Karaciğer Nakli İle Tedavi Mümkün mü? Kolon-Rektum Kanseri ve Karaciğer Metastazı
Kolon-rektum kanseri (KRK), dünya genelinde en yaygın görülen kanser türlerinden biridir ve hastaların yaklaşık %20-25'inde tanı anında karaciğer metastazı bulunmaktadır. Ayrıca, KRK'li hastaların %50-60'ı, hastalığın seyri sırasında karaciğerde metastaz geliştirme riski taşır. Bu yüksek oranlar, karaciğere metastaz yapmış KRK vakalarının tedavisinde etkili stratejiler geliştirmenin önemini vurgulamaktadır.
Karaciğere metastaz yapan KRK vakalarında cerrahi müdahale çoğu zaman mümkün olmayabilir, bu da hastaların tedavi seçeneklerini ciddi şekilde kısıtlar. Geleneksel tedavi yöntemleri ile uzun dönem sağkalım oranları düşüktür ve birçok hasta sadece palyatif bakım alabilir. Ancak son yıllarda yapılan çalışmalar, dikkatlice seçilmiş hastalarda karaciğer naklinin uzun dönem sağkalım ve hatta kür sağlama potansiyeline sahip olduğunu göstermektedir.

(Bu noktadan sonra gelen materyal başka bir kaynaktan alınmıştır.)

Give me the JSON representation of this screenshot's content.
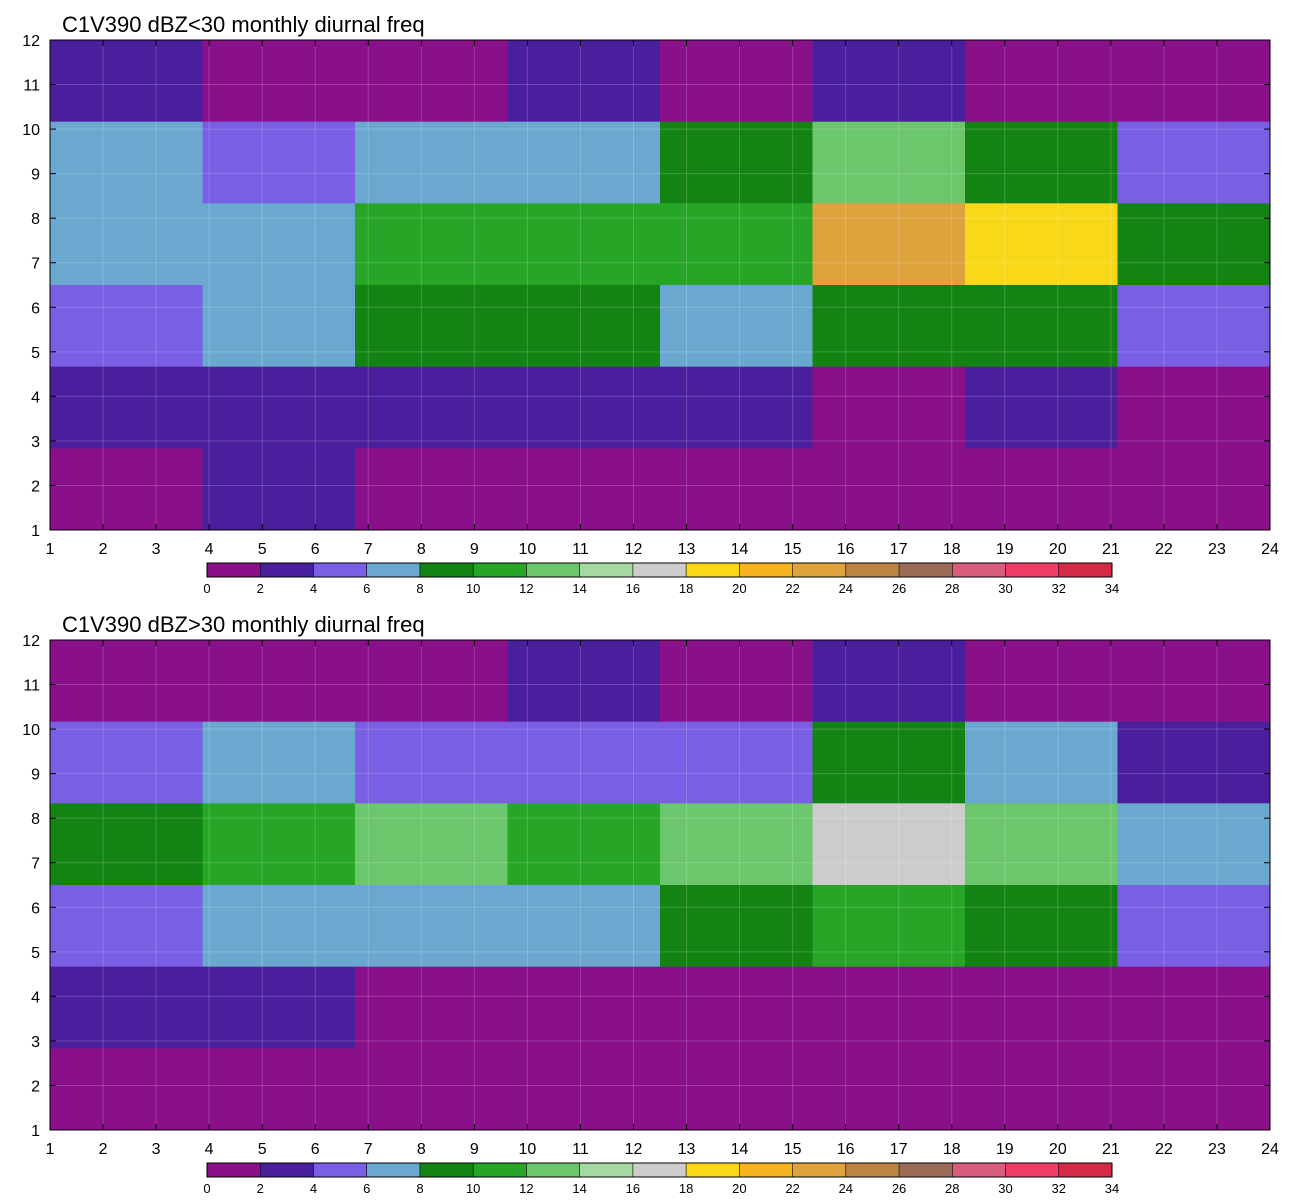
{
  "colorbar": {
    "levels": [
      0,
      2,
      4,
      6,
      8,
      10,
      12,
      14,
      16,
      18,
      20,
      22,
      24,
      26,
      28,
      30,
      32,
      34
    ],
    "colors": [
      "#8a1089",
      "#4a1f9e",
      "#7a5ee4",
      "#6aa8d0",
      "#138413",
      "#27a527",
      "#6cc66c",
      "#a4d9a1",
      "#cccccc",
      "#f9d81a",
      "#f6b51e",
      "#dea33d",
      "#bb8544",
      "#9a6b56",
      "#d85d7c",
      "#ee3c66",
      "#d42a45"
    ]
  },
  "chart_data": [
    {
      "type": "heatmap",
      "title": "C1V390 dBZ<30 monthly diurnal freq",
      "x": [
        1,
        2,
        3,
        4,
        5,
        6,
        7,
        8,
        9,
        10,
        11,
        12,
        13,
        14,
        15,
        16,
        17,
        18,
        19,
        20,
        21,
        22,
        23,
        24
      ],
      "y": [
        1,
        2,
        3,
        4,
        5,
        6,
        7,
        8,
        9,
        10,
        11,
        12
      ],
      "xlim": [
        1,
        24
      ],
      "ylim": [
        1,
        12
      ],
      "grid": true,
      "legend": "colorbar-bottom",
      "z": [
        [
          1,
          1,
          1,
          1,
          2,
          1,
          1,
          1,
          1,
          1,
          1,
          1,
          1,
          1,
          1,
          1,
          1,
          1,
          1,
          1,
          1,
          1,
          1,
          1
        ],
        [
          1,
          1,
          1,
          1,
          3,
          2,
          2,
          1,
          1,
          1,
          1,
          1,
          1,
          1,
          1,
          1,
          1,
          2,
          2,
          2,
          1,
          1,
          1,
          1
        ],
        [
          3,
          1,
          1,
          1,
          1,
          1,
          1,
          1,
          2,
          2,
          2,
          2,
          2,
          3,
          2,
          2,
          1,
          1,
          2,
          2,
          1,
          1,
          1,
          1
        ],
        [
          4,
          4,
          4,
          4,
          4,
          4,
          3,
          3,
          3,
          3,
          3,
          3,
          3,
          4,
          3,
          3,
          2,
          2,
          3,
          3,
          3,
          2,
          2,
          2
        ],
        [
          5,
          5,
          6,
          5,
          5,
          5,
          6,
          6,
          6,
          6,
          6,
          6,
          6,
          6,
          5,
          5,
          5,
          5,
          5,
          5,
          4,
          4,
          4,
          3
        ],
        [
          4,
          5,
          5,
          5,
          9,
          5,
          6,
          10,
          10,
          10,
          11,
          11,
          9,
          7,
          8,
          10,
          12,
          14,
          12,
          10,
          8,
          7,
          6,
          5
        ],
        [
          5,
          5,
          5,
          5,
          6,
          5,
          7,
          11,
          7,
          11,
          9,
          11,
          11,
          13,
          15,
          17,
          26,
          27,
          22,
          16,
          11,
          9,
          8,
          7
        ],
        [
          7,
          10,
          9,
          11,
          10,
          9,
          16,
          15,
          10,
          10,
          14,
          13,
          12,
          9,
          16,
          20,
          23,
          25,
          22,
          19,
          13,
          11,
          9,
          8
        ],
        [
          5,
          7,
          7,
          6,
          6,
          6,
          9,
          9,
          8,
          7,
          8,
          8,
          9,
          9,
          11,
          12,
          15,
          14,
          12,
          10,
          9,
          7,
          6,
          5
        ],
        [
          3,
          3,
          3,
          3,
          3,
          3,
          3,
          3,
          3,
          3,
          3,
          4,
          5,
          6,
          4,
          6,
          6,
          6,
          5,
          5,
          5,
          4,
          4,
          4
        ],
        [
          3,
          5,
          3,
          3,
          2,
          1,
          1,
          2,
          2,
          2,
          3,
          2,
          1,
          2,
          3,
          3,
          3,
          3,
          2,
          2,
          3,
          1,
          1,
          1
        ],
        [
          1,
          1,
          1,
          1,
          1,
          1,
          1,
          1,
          1,
          1,
          1,
          1,
          1,
          1,
          1,
          1,
          1,
          1,
          1,
          1,
          1,
          1,
          1,
          1
        ]
      ]
    },
    {
      "type": "heatmap",
      "title": "C1V390 dBZ>30 monthly diurnal freq",
      "x": [
        1,
        2,
        3,
        4,
        5,
        6,
        7,
        8,
        9,
        10,
        11,
        12,
        13,
        14,
        15,
        16,
        17,
        18,
        19,
        20,
        21,
        22,
        23,
        24
      ],
      "y": [
        1,
        2,
        3,
        4,
        5,
        6,
        7,
        8,
        9,
        10,
        11,
        12
      ],
      "xlim": [
        1,
        24
      ],
      "ylim": [
        1,
        12
      ],
      "grid": true,
      "legend": "colorbar-bottom",
      "z": [
        [
          1,
          1,
          1,
          1,
          1,
          1,
          1,
          1,
          1,
          1,
          1,
          1,
          1,
          1,
          1,
          1,
          1,
          1,
          1,
          1,
          1,
          1,
          1,
          1
        ],
        [
          1,
          1,
          1,
          1,
          1,
          1,
          1,
          1,
          1,
          1,
          1,
          1,
          1,
          1,
          1,
          1,
          1,
          1,
          1,
          1,
          1,
          1,
          1,
          1
        ],
        [
          1,
          1,
          1,
          1,
          1,
          1,
          1,
          1,
          1,
          1,
          1,
          1,
          1,
          1,
          1,
          1,
          1,
          1,
          1,
          1,
          1,
          1,
          1,
          1
        ],
        [
          2,
          3,
          3,
          3,
          3,
          3,
          3,
          1,
          1,
          1,
          1,
          1,
          1,
          1,
          1,
          1,
          1,
          1,
          1,
          1,
          1,
          1,
          1,
          2
        ],
        [
          3,
          3,
          3,
          4,
          4,
          5,
          3,
          3,
          3,
          3,
          3,
          3,
          3,
          3,
          3,
          3,
          3,
          3,
          3,
          3,
          2,
          2,
          3,
          3
        ],
        [
          6,
          6,
          10,
          10,
          9,
          11,
          11,
          10,
          11,
          11,
          11,
          11,
          12,
          13,
          13,
          13,
          16,
          16,
          15,
          13,
          11,
          6,
          5,
          5
        ],
        [
          6,
          6,
          7,
          9,
          7,
          11,
          11,
          11,
          11,
          11,
          7,
          11,
          9,
          13,
          14,
          15,
          17,
          19,
          17,
          15,
          10,
          7,
          5,
          5
        ],
        [
          10,
          10,
          11,
          12,
          13,
          15,
          17,
          15,
          14,
          14,
          15,
          14,
          14,
          12,
          11,
          14,
          20,
          17,
          13,
          11,
          9,
          7,
          6,
          9
        ],
        [
          5,
          5,
          7,
          7,
          8,
          7,
          5,
          5,
          5,
          5,
          5,
          5,
          5,
          5,
          6,
          6,
          10,
          10,
          9,
          8,
          6,
          5,
          4,
          4
        ],
        [
          2,
          3,
          3,
          3,
          3,
          3,
          3,
          2,
          2,
          3,
          3,
          3,
          3,
          3,
          4,
          4,
          5,
          4,
          3,
          3,
          2,
          1,
          1,
          1
        ],
        [
          1,
          1,
          1,
          1,
          1,
          1,
          1,
          1,
          1,
          2,
          3,
          2,
          2,
          2,
          2,
          3,
          2,
          2,
          2,
          1,
          1,
          1,
          1,
          1
        ],
        [
          1,
          1,
          1,
          1,
          1,
          1,
          1,
          1,
          1,
          1,
          1,
          1,
          1,
          1,
          1,
          1,
          1,
          1,
          1,
          1,
          1,
          1,
          1,
          1
        ]
      ]
    }
  ]
}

Ayrıca, intrahepatik kolanjiyokarsinom (iç safra kanalı kanseri) vakalarında da karaciğer nakli bir tedavi seçeneği olarak denenmiştir. Bazı çalışmalarda, bu hastalarda nakil sonrası uzun dönem sağkalım oranları umut verici bulunmuştur.

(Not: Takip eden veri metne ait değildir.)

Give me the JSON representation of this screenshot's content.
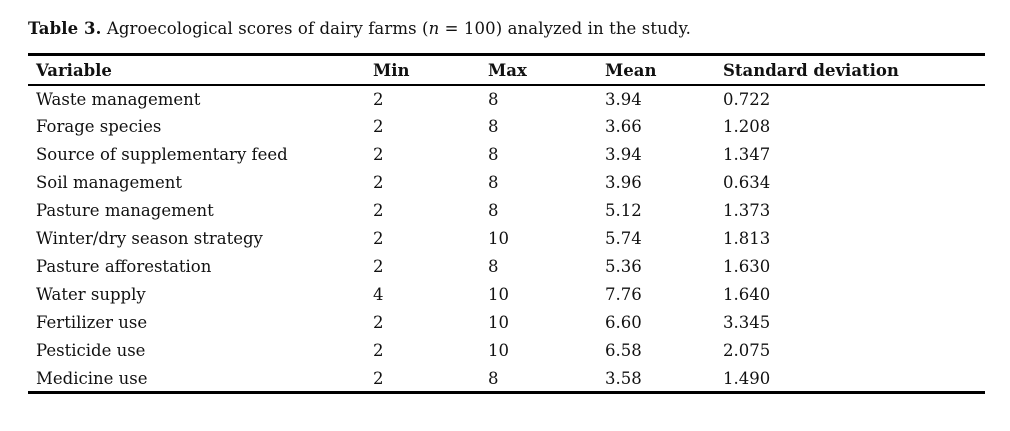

Neden Metastazektomi Değil de Karaciğer Nakli?
Kolorektal kanserlerin karaciğer metastazlarında öncelikle karaciğerdeki metastazın veya metastazların ameliyatla çıkarılıp çıkarılamayacağına bakılır ki bu işleme karaciğer metastazektomi denilir. Eğer bu mümkün değilse ama hala metastazları çıkarmanın faydalı olacağı düşünülüyorsa, karaciğerle sınırlı metastazı olan, düşük tekrarlama skorlarına sahip, düşük metabolik tümör hacmi gösteren ve kemoterapiye iyi yanıt veren hastalarda karaciğer nakli akla gelir.

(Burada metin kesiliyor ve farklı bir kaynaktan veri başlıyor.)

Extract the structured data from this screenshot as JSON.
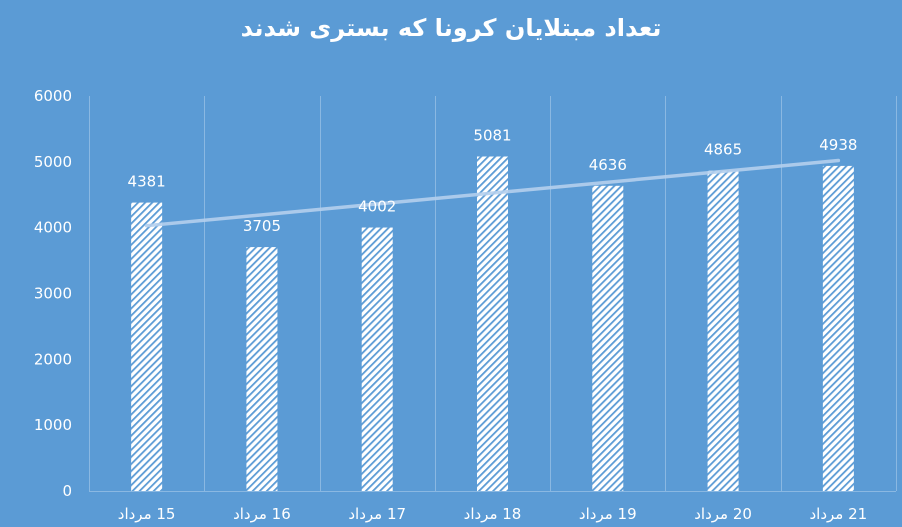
{
  "title": "تعداد مبتلایان کرونا که بستری شدند",
  "colors": {
    "background": "#5b9bd5",
    "bar_fill": "#ffffff",
    "bar_hatch": "#5b9bd5",
    "gridline": "#8ab8e2",
    "trendline": "#b4d0ee",
    "text": "#ffffff"
  },
  "chart_data": {
    "type": "bar",
    "title": "تعداد مبتلایان کرونا که بستری شدند",
    "xlabel": "",
    "ylabel": "",
    "categories": [
      "15 مرداد",
      "16 مرداد",
      "17 مرداد",
      "18 مرداد",
      "19 مرداد",
      "20 مرداد",
      "21 مرداد"
    ],
    "values": [
      4381,
      3705,
      4002,
      5081,
      4636,
      4865,
      4938
    ],
    "data_labels": [
      "4381",
      "3705",
      "4002",
      "5081",
      "4636",
      "4865",
      "4938"
    ],
    "ylim": [
      0,
      6000
    ],
    "yticks": [
      0,
      1000,
      2000,
      3000,
      4000,
      5000,
      6000
    ],
    "ytick_labels": [
      "0",
      "1000",
      "2000",
      "3000",
      "4000",
      "5000",
      "6000"
    ],
    "grid": {
      "vertical": true,
      "horizontal": false
    },
    "bar_style": "diagonal hatch (white with blue stripes)",
    "trendline": {
      "type": "linear",
      "start_value": 4030,
      "end_value": 5020
    },
    "legend": null
  }
}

Kolorektal Metastazlar için Karaciğer Naklinin Tarihi ve Güncel Durumu
Yaklaşık 30 yıl önce, kolorektal kanser (KRK) metastazları için karaciğer nakli, düşük sağkalım oranları nedeniyle büyük ölçüde terk edilmişti. Ancak, bazı hastaların daha iyi sonuçlar elde etmesi, bu alanda yeni araştırmaların yapılmasını teşvik etti. Norveç'te yapılan bir çalışmada, 2006-2020 yılları arasında Oslo Üniversitesi Hastanesi'nde karaciğer nakli yapılan 61 hastanın yarısının 5 yıl, yaklaşık beşte birinin ise 10 yıl hayatta kaldığı bildirildi.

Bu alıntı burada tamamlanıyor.